Dodd-Frank Constitutional Challenge Revived by D.C. Circuit

By Peter Clarke, JD on July 24, 2015 | Last updated on March 21, 2019

The D.C. Circuit has revived a challenge to the constitutionality of the Dodd-Frank Act. A small Texas bank, State National Bank of Big Spring, had challenged the constitutionality of the Wall Street Reform Act. It was joined by 11 states, who also took issue with the Act.

Dodd-Frank, you'll remember, was passed in 2010 in an effort to reform the banking industry and prevent a repeat of the financial collapses that began the "Great Recession" of 2007 to 2009. The district court had tossed the challenge, arguing that the bank and States had no standing, but the D.C. Circuit disagreed, breathing new life into at least half the claims.

Dodd-Frank -- Unconstitutional?

The State National Bank really doesn't like Dodd-Frank. They argued the Act was unconstitutional in pretty much each and every form. The Consumer Financial Protection Bureau? Unconstitutional since it's headed by a single person. Appointment of Director Richard Cordray? Unconstitutional recess appointment. Financial Stability Oversight Council? Unconstitutional delegation of executive power -- so on and so forth.

The States, for their part, object to the Act's grant of liquidation authority to the federal government. Oklahoma, South Carolina, Georgia, Michigan, Nebraska, Alabama, Kansas, Montana, Texas, Ohio, and West Virginia all sued. Under Dodd-Frank, the government can take over the liquidation of failing financial institutions who "pose a significant risk to the financial stability of the United States." That, the states argue, violates the Bankruptcy Clause's guarantee of uniform bankruptcy laws.
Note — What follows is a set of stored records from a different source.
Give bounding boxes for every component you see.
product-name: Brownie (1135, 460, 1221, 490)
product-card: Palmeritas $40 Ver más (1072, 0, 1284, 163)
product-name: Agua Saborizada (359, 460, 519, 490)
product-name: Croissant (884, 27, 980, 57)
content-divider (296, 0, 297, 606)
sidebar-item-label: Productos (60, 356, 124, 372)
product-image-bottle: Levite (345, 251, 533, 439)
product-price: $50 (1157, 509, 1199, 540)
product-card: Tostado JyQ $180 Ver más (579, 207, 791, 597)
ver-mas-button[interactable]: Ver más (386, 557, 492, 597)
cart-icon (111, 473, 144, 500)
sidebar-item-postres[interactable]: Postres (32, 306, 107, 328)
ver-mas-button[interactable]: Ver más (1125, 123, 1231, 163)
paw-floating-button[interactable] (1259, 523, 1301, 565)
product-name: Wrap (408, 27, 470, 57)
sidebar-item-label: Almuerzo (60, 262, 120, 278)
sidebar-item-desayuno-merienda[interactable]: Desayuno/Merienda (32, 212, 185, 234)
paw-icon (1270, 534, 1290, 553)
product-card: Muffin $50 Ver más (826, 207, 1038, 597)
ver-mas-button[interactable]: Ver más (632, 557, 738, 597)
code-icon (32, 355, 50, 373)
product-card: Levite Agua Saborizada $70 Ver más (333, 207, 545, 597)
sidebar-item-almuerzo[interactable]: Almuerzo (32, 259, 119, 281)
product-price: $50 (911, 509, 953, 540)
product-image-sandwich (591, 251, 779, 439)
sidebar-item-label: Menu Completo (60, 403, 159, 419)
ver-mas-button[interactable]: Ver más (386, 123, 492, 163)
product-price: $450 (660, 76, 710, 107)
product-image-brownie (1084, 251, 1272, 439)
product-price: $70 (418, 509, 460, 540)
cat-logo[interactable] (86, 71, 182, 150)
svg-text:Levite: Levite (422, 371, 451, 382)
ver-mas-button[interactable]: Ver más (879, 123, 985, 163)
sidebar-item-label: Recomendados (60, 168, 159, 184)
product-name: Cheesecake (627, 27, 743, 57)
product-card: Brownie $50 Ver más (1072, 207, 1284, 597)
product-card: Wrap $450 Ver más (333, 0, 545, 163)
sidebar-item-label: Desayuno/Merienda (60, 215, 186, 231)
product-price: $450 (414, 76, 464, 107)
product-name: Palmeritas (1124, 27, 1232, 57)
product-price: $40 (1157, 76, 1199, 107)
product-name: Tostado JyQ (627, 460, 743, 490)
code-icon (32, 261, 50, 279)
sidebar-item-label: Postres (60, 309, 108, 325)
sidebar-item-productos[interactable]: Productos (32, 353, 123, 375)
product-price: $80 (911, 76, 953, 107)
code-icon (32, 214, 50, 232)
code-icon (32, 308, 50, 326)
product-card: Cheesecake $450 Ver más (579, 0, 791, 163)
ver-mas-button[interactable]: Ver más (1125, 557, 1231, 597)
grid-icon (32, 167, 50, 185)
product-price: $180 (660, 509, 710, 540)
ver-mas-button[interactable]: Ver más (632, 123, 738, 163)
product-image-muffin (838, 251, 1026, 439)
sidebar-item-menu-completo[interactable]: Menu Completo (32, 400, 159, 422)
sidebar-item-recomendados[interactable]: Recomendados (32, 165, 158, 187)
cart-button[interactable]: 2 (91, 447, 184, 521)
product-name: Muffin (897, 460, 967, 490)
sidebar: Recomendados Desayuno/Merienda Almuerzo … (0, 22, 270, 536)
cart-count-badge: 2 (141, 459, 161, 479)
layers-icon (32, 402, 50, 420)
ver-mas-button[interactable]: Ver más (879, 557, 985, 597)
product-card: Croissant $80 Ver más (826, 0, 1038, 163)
How Did the Appellants Have Standing?

The problem, you might imagine, is showing how the bank or States are harmed by any of these things. Without evidence of injury in fact, the appellants have no standing to sue -- and that's just what the district court ruled. The D.C. Circuit did not agree, however. As a regulated entity, it had standing to challenge the agency's constitutionality, the Circuit ruled. Further, it did not have to wait to violate the Bureau's rules and be subjected to an enforcement action -- the banks claims were ripe already. For the same reasons, it can challenge Cordray's recess appointment.

But not every claim was revived. The bank doesn't have standing to challenge the Financial Stability Oversight Counsel, since the Counsel does not regulate the bank. Rather, it has authority only over banks designated "too big to fail." Though State National Bank argued that it had "competitor standing" -- a doctrine allowing one to challenge the "illegal under-regulation" of competitors -- the D.C. Circuit noted that the larger banks were more regulated than State National. Therefore, no competitor standing could be found.

The States' Failed Argument

As for the States, they fared worse than State National Bank. The States argued that any liquidation of banks under Dodd-Frank would deprive them of the benefit of uniform bankruptcy rules. However, that injury is too attenuated, the D.C. Circuit ruled -- first a bank would have to fail, then it would have to be liquidated by the government and then States would have to be treated differently from other creditors. The fact that the government might apply bankruptcy proceedings un-uniformly isn't enough to grant the States standing.

That means that State National Bank can return to court to challenge Dodd-Frank, but it's friends in the States cannot.